Les dirigeants de ces pays ont appelé le président Recep Tayyeb Erdogan pour lui présenter leurs condoléances et lui exprimer leur soutien.
Les sanctions occidentales ont meurtri le peuple syrien
Avec la Syrie, rien de tout cela ne s’est produit. Pourtant, des deux pays touchés par le séisme, c’est bien la Syrie qui a un besoin urgent d’une aide massive et diverse. La Syrie est un pays au bord de la famine à cause des sanctions américaines et européennes décrétées unilatéralement, sans mandat des Nations unies, et que tous les pays de la planète sont sommés d’appliquer à la lettre sous peine d’être eux-mêmes soumis à des sanctions.
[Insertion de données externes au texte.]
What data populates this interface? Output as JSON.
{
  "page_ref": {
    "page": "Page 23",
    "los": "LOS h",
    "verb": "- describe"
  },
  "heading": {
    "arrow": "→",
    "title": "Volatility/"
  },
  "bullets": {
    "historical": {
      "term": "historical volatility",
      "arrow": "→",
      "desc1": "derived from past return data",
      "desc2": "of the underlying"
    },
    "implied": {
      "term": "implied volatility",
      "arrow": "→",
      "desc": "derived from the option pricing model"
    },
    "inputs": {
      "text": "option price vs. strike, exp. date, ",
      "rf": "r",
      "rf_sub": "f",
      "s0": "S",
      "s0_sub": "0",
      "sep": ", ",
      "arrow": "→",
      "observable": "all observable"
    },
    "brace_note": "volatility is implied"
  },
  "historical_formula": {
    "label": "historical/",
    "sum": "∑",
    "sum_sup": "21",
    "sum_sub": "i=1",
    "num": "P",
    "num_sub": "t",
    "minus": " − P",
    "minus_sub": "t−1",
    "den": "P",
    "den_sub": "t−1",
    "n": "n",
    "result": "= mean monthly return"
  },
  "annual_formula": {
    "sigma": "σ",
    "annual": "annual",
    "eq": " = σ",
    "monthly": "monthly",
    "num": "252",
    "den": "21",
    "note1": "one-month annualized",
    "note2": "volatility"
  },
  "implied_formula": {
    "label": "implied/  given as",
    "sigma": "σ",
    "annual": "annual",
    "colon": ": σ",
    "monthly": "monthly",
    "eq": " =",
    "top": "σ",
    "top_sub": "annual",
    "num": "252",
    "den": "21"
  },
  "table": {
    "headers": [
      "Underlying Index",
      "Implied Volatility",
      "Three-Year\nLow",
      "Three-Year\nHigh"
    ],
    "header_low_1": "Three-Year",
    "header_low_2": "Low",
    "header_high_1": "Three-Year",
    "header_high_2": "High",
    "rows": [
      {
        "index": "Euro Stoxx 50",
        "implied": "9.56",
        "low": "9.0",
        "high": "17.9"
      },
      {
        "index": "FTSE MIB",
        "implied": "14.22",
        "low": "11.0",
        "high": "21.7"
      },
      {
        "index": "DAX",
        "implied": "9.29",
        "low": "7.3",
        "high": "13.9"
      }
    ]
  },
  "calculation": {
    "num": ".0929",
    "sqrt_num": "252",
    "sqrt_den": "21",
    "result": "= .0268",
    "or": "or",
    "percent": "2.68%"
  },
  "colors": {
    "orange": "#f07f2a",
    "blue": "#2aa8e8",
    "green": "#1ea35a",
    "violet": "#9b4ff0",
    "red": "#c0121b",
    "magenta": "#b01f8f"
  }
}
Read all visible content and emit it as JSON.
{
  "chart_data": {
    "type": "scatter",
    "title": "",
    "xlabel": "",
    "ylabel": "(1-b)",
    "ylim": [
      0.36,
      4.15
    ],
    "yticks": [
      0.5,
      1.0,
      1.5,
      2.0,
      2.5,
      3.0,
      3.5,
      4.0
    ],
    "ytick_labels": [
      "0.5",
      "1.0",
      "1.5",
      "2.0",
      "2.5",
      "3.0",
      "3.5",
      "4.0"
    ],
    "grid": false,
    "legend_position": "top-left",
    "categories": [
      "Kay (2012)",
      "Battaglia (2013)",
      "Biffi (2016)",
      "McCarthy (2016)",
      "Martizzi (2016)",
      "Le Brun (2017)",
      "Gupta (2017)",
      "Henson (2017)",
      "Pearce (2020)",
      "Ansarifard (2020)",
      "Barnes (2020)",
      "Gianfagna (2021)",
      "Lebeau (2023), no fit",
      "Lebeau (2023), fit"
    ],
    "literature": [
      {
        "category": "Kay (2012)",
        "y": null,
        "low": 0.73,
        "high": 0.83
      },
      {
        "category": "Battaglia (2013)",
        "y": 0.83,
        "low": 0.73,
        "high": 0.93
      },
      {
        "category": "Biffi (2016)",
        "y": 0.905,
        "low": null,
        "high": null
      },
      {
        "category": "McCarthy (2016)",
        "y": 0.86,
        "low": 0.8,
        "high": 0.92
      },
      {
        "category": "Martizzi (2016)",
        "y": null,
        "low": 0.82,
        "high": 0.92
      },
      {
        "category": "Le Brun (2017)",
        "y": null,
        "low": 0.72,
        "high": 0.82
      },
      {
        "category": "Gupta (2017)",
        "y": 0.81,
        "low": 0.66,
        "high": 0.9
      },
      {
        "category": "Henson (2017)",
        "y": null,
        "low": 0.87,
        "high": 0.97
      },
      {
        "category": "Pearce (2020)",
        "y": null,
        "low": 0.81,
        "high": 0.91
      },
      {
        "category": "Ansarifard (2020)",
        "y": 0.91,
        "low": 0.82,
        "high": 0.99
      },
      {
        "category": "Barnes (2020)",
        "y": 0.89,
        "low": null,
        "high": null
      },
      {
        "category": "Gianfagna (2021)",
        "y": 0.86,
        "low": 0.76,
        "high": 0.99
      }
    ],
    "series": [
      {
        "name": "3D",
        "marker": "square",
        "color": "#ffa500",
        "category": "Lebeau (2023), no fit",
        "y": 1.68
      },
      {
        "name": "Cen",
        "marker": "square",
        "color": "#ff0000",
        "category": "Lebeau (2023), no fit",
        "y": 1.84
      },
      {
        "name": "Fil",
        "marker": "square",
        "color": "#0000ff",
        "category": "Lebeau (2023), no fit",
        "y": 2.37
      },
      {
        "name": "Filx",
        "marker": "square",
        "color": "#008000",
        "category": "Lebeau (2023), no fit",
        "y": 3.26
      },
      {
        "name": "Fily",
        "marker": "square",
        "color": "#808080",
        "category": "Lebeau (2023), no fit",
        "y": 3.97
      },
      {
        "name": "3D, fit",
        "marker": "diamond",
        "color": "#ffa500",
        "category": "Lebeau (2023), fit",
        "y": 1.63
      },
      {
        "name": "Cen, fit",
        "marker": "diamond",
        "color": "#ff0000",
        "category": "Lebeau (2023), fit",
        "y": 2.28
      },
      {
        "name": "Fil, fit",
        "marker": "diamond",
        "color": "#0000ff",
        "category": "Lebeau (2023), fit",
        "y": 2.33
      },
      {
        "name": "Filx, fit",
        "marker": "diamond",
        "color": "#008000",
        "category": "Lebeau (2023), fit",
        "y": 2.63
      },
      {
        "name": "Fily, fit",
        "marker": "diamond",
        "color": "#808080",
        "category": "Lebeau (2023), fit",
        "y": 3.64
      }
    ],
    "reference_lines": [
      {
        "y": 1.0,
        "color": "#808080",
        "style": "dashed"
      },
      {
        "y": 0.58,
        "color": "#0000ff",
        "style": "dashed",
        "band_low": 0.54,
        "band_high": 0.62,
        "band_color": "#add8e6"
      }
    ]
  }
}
De toutes ces sanctions, la Loi César est la plus injuste et la plus inhumaine, car elle interdit pratiquement toute transaction commerciale et financière avec des individus et des entités syriennes.
À cause de ces sanctions la plupart des compagnies aériennes n’osent plus desservir l’aéroport de Damas ou les autres aérodromes du pays, ce qui empêche l’acheminement de l’aide d’urgence en Syrie.
Très vite, les autorités syriennes ont réalisé l’ampleur du désastre et ont lancé un appel à l’aide internationale.
Lors d’une conférence de presse à Damas mardi, le directeur du Croissant-Rouge syrien, M. Khaled Haboubati, a appelé l’Union européenne (UE) à lever les sanctions contre Damas. Il a également demandé à l’Agence américaine pour le développement (USAID) à « fournir une assistance au peuple syrien ».
L’ambassadeur de Syrie aux Nations unies, Bassam Sabbbagh, a assuré que l’aide internationale irait « à tous les Syriens sur tout le territoire », sous-entendu que même les régions qui échappent encore au contrôle de Damas, comme Idleb et le nord d’Alep, profiteraient de cette aide.
Bassam Sabbbagh s’est engagé devant le secrétaire général de l’ONU Antonio Guterres, qu’il a rencontré à New York, à « faciliter toutes les procédures nécessaires aux organisations internationales pour qu’elles fournissent une aide humanitaire » en réponse au tremblement de terre.
Les chefs des Églises chrétiennes de Syrie ont aussi lancé un appel à la levée des sanctions pour permettre l’acheminement de l’aide internationale.